At Weasel Island, the children spend time at a shoddy amusement park while Homer, Apu and Lovejoy agonize over their situation. At first, each insists their marriage is fine. Homer, however, remembers his mother-in-law's 80th birthday, where Moe was the bartender. Homer, who was angry at Marge for only serving non-alcoholic beer, got into an argument with Patty and Selma after they start annoying him with their antics. Disgusted, Homer then drives them out, and Marge told him that he ruins every event that she plans. Apu notices cracks in his marriage, recollecting an incident where he and Manjula forgot their son Gheet at Moe's after using the bar's bathroom to change out of rain-soaked cricket uniforms. Manjula drove back to retrieve their son and did not return for hours. Homer mentions that he saw Manjula playing an interactive dance video game with Moe that night. Finally, Lovejoy remembers advice given to him by the Parson that he ignored his wife Helen's needs, and Apu recounts how he witnessed Moe confiding in Helen that he was in love with a married woman and that Helen put her hand on his knee.
When the ferry returns to the mainland, each man realizes that they are equally likely to have lost their wives to Moe. Otto drops Homer and his kids off first. At first, Homer thinks Marge is packing a suitcase and tries to convince her to stay. Once he comes in, he realizes that she has painted a portrait of her mother. Her mother, Mrs. Bouvier, tells Homer that he was not responsible for the 80th birthday incident. She admitted that it is Patty and Selma's fault because there is "something evil" about them (they even smoked during her pregnancy). This may indicate that she has finally overcome her disgust for him. While watching Homer and Marge make up, both men slump in their seats, thinking it is either Helen or Manjula that left with Moe. Otto informs Rev. Lovejoy that his house is the next stop. However, Kirk Van Houten tells him that he and Milhouse are the next stop. Otto scoffs and reminds him that there is nothing suspenseful at his house, including that he had sex with his wife, Luann. When Rev. Lovejoy arrives home with Jessica, he too thinks Helen is leaving, but instead she surprises him with tickets to Istanbul on board the Orient Express. By process of elimination, Apu concludes that his wife has left. He arrives home with their octuplets to find Moe sitting with Manjula, but she tells Apu that he convinced her to salvage their marriage.

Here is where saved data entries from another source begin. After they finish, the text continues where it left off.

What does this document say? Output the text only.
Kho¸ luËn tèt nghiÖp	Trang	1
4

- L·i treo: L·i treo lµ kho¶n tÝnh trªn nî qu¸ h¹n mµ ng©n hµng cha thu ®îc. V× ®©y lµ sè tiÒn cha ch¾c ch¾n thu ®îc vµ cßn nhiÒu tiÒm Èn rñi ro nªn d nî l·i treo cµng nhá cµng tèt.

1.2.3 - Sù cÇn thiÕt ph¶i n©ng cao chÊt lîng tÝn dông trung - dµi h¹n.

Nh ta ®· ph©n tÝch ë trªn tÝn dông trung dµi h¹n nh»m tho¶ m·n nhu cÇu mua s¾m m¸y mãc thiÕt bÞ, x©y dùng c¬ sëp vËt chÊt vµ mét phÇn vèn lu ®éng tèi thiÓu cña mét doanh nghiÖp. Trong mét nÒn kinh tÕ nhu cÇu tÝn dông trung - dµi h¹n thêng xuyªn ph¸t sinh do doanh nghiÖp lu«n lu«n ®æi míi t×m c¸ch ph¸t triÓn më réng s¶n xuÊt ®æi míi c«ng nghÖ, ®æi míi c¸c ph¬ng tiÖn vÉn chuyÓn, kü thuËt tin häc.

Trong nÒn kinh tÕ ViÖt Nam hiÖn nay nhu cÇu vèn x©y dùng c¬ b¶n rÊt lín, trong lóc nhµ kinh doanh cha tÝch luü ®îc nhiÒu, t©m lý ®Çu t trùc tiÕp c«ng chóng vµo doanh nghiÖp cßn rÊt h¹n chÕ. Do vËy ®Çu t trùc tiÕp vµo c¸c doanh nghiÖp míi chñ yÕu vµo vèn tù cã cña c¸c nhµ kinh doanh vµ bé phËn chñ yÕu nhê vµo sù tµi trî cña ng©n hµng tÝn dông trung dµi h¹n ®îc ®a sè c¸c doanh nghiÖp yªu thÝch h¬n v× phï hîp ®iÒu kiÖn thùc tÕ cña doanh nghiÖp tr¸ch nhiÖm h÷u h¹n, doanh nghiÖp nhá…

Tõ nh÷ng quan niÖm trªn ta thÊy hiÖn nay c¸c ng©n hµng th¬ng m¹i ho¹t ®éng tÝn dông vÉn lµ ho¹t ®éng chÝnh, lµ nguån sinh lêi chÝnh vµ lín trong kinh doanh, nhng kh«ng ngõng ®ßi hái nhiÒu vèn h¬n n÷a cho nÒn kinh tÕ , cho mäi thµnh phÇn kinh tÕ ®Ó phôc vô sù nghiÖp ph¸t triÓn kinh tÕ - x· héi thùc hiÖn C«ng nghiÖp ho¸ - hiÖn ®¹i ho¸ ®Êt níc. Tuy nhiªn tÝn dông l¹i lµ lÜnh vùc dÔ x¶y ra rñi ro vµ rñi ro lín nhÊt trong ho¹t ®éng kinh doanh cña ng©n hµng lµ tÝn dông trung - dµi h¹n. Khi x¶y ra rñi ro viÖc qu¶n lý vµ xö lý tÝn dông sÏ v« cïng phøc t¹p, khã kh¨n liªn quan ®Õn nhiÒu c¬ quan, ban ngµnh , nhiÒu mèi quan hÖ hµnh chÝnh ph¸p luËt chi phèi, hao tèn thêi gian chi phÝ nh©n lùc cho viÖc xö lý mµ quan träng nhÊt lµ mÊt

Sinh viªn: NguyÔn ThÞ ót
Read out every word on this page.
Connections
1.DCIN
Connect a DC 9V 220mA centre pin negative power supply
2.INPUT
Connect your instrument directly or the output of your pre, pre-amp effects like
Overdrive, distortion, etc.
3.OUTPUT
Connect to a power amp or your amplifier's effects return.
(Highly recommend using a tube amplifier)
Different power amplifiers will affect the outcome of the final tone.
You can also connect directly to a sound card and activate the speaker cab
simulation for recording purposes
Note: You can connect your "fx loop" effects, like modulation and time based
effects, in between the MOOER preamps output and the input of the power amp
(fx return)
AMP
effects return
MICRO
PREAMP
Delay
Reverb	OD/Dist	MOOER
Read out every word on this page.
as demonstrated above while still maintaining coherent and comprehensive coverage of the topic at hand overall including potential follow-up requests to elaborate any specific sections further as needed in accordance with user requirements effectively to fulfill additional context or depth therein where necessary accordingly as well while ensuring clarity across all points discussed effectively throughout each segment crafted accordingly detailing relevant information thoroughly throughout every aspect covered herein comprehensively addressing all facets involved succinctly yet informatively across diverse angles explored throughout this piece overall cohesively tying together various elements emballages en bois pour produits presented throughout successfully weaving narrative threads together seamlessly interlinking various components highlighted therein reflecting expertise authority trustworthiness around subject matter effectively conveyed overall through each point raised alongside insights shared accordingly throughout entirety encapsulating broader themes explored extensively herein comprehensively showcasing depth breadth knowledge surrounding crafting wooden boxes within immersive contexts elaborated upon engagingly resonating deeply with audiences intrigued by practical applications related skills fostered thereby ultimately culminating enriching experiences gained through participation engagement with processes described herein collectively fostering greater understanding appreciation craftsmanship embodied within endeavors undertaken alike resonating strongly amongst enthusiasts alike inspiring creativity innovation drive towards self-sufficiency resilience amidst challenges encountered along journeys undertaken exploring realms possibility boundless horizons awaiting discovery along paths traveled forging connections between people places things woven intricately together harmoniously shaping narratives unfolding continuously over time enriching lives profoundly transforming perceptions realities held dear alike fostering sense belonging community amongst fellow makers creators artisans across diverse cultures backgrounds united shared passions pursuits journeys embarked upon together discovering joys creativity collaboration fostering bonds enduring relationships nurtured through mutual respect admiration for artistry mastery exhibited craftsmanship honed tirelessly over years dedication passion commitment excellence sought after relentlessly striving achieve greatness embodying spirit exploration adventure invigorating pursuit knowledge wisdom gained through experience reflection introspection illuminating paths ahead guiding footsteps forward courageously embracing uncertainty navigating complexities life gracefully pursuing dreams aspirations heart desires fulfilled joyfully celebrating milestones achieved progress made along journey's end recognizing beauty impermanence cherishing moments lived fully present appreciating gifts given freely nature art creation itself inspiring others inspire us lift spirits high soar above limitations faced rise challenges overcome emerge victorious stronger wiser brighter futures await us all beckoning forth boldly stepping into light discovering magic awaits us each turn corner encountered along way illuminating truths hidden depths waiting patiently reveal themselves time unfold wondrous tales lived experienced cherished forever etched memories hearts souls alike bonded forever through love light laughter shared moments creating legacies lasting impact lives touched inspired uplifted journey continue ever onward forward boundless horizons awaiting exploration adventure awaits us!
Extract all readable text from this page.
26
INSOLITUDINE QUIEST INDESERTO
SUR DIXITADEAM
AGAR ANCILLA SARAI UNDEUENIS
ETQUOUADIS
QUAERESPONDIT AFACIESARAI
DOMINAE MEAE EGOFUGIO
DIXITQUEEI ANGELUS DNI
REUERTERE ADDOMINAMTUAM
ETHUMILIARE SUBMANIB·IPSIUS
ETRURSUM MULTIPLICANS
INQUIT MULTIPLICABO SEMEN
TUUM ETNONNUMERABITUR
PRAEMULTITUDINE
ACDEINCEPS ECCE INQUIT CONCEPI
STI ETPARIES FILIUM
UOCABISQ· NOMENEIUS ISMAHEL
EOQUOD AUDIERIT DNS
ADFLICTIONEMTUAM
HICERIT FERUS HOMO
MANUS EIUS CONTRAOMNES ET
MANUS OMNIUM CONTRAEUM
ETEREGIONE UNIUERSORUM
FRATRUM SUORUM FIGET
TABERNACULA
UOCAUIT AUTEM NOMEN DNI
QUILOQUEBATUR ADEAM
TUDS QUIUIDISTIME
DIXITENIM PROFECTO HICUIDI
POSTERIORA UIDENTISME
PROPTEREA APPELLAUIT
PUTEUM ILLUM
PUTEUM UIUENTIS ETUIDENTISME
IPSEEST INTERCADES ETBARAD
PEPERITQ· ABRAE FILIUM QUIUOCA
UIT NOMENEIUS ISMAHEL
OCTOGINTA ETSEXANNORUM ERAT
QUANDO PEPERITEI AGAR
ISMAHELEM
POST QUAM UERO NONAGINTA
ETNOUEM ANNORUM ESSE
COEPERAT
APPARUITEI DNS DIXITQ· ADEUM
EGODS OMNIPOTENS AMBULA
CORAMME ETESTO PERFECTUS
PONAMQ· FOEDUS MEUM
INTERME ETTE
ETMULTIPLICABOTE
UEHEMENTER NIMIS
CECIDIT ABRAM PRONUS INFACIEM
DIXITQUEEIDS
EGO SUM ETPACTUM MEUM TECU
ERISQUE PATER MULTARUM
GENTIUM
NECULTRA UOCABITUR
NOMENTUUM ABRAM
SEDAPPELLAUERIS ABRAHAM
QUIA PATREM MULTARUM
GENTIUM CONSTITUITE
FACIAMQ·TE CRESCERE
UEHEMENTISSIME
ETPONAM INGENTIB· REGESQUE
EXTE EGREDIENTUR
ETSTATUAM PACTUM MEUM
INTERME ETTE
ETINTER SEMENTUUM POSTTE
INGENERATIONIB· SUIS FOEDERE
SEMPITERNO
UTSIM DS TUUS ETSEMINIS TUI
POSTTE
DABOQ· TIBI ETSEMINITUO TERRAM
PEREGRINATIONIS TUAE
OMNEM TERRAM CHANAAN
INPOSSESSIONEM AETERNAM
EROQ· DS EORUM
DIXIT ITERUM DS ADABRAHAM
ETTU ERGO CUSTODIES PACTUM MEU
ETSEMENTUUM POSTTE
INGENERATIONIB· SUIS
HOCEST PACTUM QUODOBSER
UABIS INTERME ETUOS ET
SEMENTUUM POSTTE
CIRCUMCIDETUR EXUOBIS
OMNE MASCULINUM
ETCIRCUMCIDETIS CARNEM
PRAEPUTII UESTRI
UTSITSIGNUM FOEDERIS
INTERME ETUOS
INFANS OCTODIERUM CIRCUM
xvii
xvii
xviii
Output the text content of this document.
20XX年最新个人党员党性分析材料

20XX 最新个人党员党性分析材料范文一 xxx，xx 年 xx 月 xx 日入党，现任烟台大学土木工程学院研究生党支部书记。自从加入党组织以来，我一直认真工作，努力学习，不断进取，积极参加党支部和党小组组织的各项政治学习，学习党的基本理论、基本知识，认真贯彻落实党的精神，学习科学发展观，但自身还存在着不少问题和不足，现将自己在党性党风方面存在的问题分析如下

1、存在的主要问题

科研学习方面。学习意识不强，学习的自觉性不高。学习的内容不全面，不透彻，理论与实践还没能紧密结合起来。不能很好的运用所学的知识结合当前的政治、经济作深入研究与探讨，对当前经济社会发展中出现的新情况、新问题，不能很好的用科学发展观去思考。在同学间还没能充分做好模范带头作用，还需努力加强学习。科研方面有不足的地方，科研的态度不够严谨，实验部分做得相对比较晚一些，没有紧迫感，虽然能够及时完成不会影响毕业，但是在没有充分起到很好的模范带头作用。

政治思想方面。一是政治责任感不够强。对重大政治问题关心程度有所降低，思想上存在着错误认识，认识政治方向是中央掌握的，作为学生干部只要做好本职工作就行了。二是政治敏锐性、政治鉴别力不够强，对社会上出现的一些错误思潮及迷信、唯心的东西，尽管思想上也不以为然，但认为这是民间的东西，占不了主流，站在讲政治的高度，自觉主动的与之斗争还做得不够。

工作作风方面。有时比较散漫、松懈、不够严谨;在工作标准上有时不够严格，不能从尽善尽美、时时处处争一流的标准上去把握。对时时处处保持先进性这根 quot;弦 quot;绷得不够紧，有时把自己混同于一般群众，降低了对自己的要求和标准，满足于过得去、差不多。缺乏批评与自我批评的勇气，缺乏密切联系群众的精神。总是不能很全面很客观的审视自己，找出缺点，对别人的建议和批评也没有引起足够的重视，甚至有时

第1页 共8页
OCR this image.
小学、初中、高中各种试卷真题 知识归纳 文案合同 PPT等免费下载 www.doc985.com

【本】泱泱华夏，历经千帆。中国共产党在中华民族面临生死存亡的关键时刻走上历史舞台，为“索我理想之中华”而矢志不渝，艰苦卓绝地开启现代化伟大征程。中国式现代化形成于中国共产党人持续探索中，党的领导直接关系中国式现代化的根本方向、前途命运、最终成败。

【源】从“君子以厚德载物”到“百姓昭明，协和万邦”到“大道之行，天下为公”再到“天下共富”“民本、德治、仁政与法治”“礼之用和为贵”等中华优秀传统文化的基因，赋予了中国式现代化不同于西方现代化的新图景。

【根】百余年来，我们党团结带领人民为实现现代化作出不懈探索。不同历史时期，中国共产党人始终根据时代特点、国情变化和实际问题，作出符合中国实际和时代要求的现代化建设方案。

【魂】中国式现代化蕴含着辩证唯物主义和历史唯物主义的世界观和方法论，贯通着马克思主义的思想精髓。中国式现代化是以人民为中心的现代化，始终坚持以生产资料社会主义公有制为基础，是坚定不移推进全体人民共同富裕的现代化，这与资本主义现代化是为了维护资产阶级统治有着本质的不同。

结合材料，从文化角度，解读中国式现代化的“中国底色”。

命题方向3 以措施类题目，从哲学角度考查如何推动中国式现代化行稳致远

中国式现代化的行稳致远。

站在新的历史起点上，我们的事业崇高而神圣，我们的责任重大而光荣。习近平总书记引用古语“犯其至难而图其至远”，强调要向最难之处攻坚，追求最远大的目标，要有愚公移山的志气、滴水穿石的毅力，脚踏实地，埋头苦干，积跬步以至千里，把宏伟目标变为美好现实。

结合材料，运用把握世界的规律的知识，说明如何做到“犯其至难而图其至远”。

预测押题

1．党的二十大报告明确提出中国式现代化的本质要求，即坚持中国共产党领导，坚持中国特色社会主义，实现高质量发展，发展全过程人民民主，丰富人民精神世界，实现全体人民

In the end, Moe reveals that he saw how troubling the relationships were, so he organized Marge's portrait, the Lovejoys' trip and the Nahasapeemapetilons' marriage rescue. He explained that he wrote the horrible letter because the three men were taking their wives for granted, saying that they need to value them more just like their other family members. Upon learning this, Homer admits that he does not know whether to punch or kiss Moe, but eventually decides to do both as a thanks for teaching him that lesson. In the end, Moe then implores viewers to value their wives and mothers. The song featured in the end credits is the 1973 hit "I'll Always Love My Mama" by The Intruders.